Copy of 2020-06-02T162534Z_1121340738_RC241H94IFAI_RTRMADP_3_YEMEN-UN-AID-1591173365282
A vendor selling traditional daggers, or Jambiyas, waits for customers as he poses for the camera at his market stall amid novel coronavirus spread concerns in the old quarter of Sana'a on June 2. Image Credit: REUTERS

Beirut: International donors pledged about $1.35 billion in humanitarian aid for Yemen on Tuesday, far short of the $2.4 billion the United Nations had said was needed to pull a country shredded by years of war, hunger and disease from the brink of further disaster.

Mark Lowcock, the United Nations’ emergency relief coordinator, was blunt about the results of the donor conference, which was hosted, virtually, by Saudi Arabia.

“We cannot be satisfied where we got to today,” he said. In addition, he noted that the money raised had not yet been paid, only promised.

Funding had withered this year over donors’ concerns that Al Houthis, the Iran-backed armed group that controls northern Yemen, were interfering with aid distributed in their territory.

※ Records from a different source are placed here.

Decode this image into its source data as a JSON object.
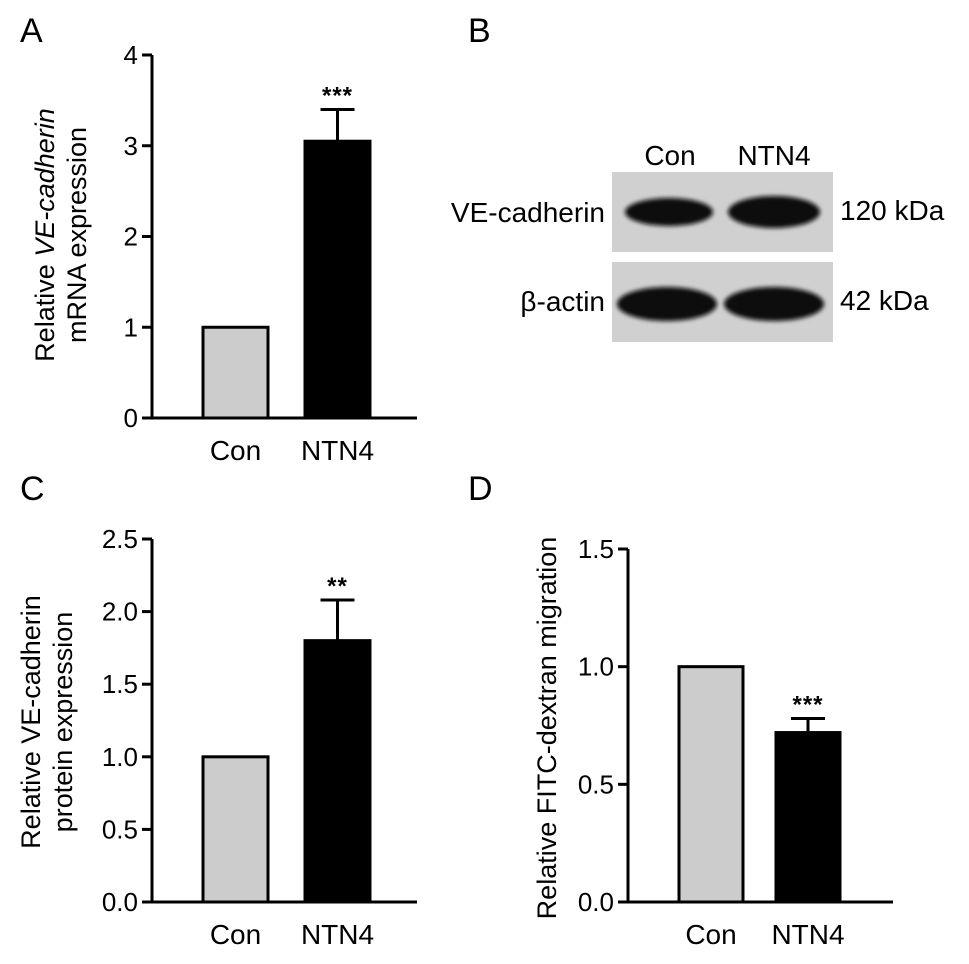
{
  "panels": {
    "A": {
      "letter": "A"
    },
    "B": {
      "letter": "B"
    },
    "C": {
      "letter": "C"
    },
    "D": {
      "letter": "D"
    }
  },
  "colors": {
    "con_bar": "#cccccc",
    "ntn4_bar": "#000000",
    "axis": "#000000"
  },
  "chart_data": [
    {
      "panel": "A",
      "type": "bar",
      "categories": [
        "Con",
        "NTN4"
      ],
      "values": [
        1.0,
        3.05
      ],
      "errors": [
        0,
        0.35
      ],
      "significance": [
        "",
        "***"
      ],
      "ylim": [
        0,
        4
      ],
      "yticks": [
        "0",
        "1",
        "2",
        "3",
        "4"
      ],
      "ylabel_line1_prefix": "Relative ",
      "ylabel_line1_italic": "VE-cadherin",
      "ylabel_line2": "mRNA expression",
      "colors": [
        "#cccccc",
        "#000000"
      ]
    },
    {
      "panel": "C",
      "type": "bar",
      "categories": [
        "Con",
        "NTN4"
      ],
      "values": [
        1.0,
        1.8
      ],
      "errors": [
        0,
        0.28
      ],
      "significance": [
        "",
        "**"
      ],
      "ylim": [
        0,
        2.5
      ],
      "yticks": [
        "0.0",
        "0.5",
        "1.0",
        "1.5",
        "2.0",
        "2.5"
      ],
      "ylabel_line1": "Relative VE-cadherin",
      "ylabel_line2": "protein expression",
      "colors": [
        "#cccccc",
        "#000000"
      ]
    },
    {
      "panel": "D",
      "type": "bar",
      "categories": [
        "Con",
        "NTN4"
      ],
      "values": [
        1.0,
        0.72
      ],
      "errors": [
        0,
        0.06
      ],
      "significance": [
        "",
        "***"
      ],
      "ylim": [
        0,
        1.5
      ],
      "yticks": [
        "0.0",
        "0.5",
        "1.0",
        "1.5"
      ],
      "ylabel": "Relative FITC-dextran migration",
      "colors": [
        "#cccccc",
        "#000000"
      ]
    }
  ],
  "blot": {
    "lanes": [
      "Con",
      "NTN4"
    ],
    "rows": [
      {
        "protein": "VE-cadherin",
        "size": "120 kDa"
      },
      {
        "protein": "β-actin",
        "size": "42 kDa"
      }
    ]
  }
}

UN officials warned that without more donations, nearly 400 hospitals and health care centres it finances would have to reduce services just as the coronavirus pandemic has surged in Yemen. Already, food rations have been halved for 8.5 million hungry Yemenis, and 10,000 health care workers have lost the UN payments that for many are their only salary, Grande said.

“Yemenis themselves say things are worse today than at any time in their recent history,” Lowcock said in his appeal to donors, asking “whether the world is prepared to watch Yemen fall off the cliff.”

Though COVID-19 deaths appear to be multiplying quickly across Yemen, Yemeni authorities have done little to check the virus’s spread. Al Houthis, in the north, have denied the outbreak’s existence.